Life as one of NYPD's not-so-finest
Title a book Bad Cop and brain-basher types like Harvey Keitel and Ray Liotta spring to mind. Decorate it with a photo of a doughnut and the declaration "Duty called. I couldn't find the phone." and you have the true slant of Paul Bacon's new book. In his three years with the NYPD, Bacon's rottenness had nothing to do with bribes and the lawless letting of blood. As a cop he was bad because his idealism and relentless sense of fairness took on a fart-in-church quality in Harlem's 32nd Precinct. After 9/11, Bacon — who had been working as a writer for a "major on-line directory" of Web sites — determined that NYC needed "protection," and that he should be a protector. An unlikely one, given that he hates guns, believes pot should be legal, and questions the semantics of "shoot to stop" versus "shoot to kill."
Bad Cop is very funny — not surprising, since Bacon is a humor writer and cartoonist for McSweeney's, Mother Jones, and Salon. He is self-effacing and amenable to exposing the ludicrousness of his struggle — a sincere one, of course — to achieve cop greatness. On his debut patrolling "his" block, he figures, "Rather than poking around for trouble, I would deter it by giving off wholesome law-and-order vibrations." Upon witnessing a hand-to-hand drug transaction, he walks nervously toward the transactors. What's going through his head? "I assumed they were armed and dangerous, given their line of work. I was outnumbered, so I decided to just approach them, tactfully state my case, and let them go with a warning." The vibrations must've worked, because they walk off before Officer Bacon can open his mouth.
Our hero is smart enough to be made company sergeant at the police academy but too diffident for his fellow recruits to give a damn. Just before graduation, they get rambunctious and laugh at his order to "cut it out!" A recruit tells him he's worse than his predecessor, Moran. Bacon: "Moran was lazy. I'm just . . . " Recruit: "Spineless?" Bacon: "I was going to say 'laissez-faire.' I'm into quiet leadership. You know, leading by example. I'm not comfortable always telling people what to do. . . . I think we should be peacemakers more than head busters."

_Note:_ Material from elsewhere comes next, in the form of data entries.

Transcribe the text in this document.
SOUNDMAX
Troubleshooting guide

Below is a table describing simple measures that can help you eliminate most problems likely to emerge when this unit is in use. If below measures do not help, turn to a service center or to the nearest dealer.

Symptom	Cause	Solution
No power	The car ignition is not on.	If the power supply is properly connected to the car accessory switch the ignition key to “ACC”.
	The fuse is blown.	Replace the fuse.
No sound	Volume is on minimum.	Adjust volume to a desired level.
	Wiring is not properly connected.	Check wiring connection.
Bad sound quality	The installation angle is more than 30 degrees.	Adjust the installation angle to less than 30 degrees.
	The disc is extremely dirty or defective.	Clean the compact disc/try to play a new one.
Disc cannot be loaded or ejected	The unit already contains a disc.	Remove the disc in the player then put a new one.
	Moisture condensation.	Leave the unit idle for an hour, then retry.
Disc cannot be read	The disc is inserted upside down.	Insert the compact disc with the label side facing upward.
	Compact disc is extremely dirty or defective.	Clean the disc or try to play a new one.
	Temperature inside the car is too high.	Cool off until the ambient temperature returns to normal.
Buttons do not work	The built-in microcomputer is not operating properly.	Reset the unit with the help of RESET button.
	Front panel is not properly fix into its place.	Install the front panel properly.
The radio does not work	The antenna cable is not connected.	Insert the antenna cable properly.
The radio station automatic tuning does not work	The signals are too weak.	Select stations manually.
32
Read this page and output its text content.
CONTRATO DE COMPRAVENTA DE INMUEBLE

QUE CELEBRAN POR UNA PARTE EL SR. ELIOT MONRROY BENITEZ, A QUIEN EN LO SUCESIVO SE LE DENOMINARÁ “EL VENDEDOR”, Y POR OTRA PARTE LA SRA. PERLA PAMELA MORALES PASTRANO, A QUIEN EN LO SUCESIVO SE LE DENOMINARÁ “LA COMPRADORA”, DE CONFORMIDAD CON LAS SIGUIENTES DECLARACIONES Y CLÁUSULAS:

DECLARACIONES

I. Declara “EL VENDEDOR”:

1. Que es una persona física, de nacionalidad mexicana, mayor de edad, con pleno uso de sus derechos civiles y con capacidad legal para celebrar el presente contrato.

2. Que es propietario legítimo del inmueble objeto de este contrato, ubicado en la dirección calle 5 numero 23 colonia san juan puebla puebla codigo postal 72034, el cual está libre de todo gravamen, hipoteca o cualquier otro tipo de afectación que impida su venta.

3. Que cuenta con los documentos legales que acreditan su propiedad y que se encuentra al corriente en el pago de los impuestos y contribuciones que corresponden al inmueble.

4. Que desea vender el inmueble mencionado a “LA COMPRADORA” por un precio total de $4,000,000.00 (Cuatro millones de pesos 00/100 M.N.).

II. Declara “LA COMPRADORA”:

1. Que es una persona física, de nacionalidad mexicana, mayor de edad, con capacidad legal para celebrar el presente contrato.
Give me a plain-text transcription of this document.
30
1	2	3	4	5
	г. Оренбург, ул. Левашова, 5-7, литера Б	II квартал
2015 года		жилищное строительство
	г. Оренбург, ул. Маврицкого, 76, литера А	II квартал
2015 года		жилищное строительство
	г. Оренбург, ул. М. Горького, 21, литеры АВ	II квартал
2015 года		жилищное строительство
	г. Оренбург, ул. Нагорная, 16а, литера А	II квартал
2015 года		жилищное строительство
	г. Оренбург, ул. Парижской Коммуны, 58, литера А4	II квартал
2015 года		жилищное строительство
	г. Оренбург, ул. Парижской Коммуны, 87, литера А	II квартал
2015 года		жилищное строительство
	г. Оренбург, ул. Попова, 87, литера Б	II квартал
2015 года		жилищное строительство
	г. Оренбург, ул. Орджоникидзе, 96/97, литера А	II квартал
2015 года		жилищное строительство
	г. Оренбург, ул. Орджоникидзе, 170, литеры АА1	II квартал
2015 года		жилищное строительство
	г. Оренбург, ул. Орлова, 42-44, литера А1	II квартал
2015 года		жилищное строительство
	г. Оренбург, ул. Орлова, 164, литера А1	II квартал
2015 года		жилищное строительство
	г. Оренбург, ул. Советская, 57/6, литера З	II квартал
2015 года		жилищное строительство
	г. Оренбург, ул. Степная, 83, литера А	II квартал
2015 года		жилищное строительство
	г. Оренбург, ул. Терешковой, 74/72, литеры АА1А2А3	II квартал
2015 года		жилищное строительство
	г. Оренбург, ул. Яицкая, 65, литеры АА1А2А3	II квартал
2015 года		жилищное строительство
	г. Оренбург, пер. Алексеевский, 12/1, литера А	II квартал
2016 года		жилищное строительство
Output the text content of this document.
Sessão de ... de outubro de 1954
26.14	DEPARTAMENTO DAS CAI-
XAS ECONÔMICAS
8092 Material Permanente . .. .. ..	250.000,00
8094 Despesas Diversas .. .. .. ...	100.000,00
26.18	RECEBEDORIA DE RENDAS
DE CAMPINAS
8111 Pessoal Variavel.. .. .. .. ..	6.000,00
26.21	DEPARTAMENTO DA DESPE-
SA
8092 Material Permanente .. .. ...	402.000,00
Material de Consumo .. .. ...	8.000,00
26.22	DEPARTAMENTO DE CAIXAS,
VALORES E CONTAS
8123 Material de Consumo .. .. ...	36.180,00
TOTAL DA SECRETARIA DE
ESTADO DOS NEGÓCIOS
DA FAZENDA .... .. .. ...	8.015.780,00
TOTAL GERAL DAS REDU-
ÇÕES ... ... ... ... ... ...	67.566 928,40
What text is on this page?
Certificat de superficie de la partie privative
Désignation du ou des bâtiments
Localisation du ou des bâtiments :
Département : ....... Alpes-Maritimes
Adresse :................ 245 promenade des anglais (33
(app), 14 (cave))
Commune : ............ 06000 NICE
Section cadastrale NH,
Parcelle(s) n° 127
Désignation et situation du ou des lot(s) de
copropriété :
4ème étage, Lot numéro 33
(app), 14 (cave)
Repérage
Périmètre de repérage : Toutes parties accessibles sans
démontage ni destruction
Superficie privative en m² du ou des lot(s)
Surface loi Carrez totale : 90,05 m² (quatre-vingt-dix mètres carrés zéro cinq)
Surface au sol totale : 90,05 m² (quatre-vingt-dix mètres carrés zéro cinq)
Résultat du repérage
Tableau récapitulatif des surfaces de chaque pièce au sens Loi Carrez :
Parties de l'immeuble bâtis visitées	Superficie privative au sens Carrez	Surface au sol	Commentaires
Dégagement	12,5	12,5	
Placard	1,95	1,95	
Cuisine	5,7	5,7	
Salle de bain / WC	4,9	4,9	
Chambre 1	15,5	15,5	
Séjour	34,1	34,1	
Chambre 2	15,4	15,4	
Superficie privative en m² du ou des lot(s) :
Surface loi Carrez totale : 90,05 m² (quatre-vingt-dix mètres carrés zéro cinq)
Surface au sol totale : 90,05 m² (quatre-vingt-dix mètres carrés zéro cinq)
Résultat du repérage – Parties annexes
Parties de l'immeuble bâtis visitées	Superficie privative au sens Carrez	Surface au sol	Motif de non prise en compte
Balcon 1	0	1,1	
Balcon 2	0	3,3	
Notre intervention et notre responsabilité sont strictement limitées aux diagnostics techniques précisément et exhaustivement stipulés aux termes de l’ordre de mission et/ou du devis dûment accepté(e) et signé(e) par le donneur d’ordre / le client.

Three years in, Bacon can't delude himself anymore. After locking himself in a cruiser and admitting that he wishes a deranged perpetrator would hit her head and knock herself out, he has to agree with the officer who proclaimed him a danger to himself and others. He's a congenital klutz, and though he's finally developing the carapace required by the NYPD, the job is making him physically and psychically sick. It's time to turn in his " gleaming silver hand cannon" (a/k/a his Smith & Wesson).
Bacon's current beat is far from 125th Street: he lives in Hawaii, where he gives tourists surfing lessons. Via e-mail, he answered a couple of questions.
How did his NYPD stint change his ideas about cops? "I used to think that all cops were small-minded people on power trips. Now I know how hard their jobs are, and I understand why they seem to be at odds with the general population."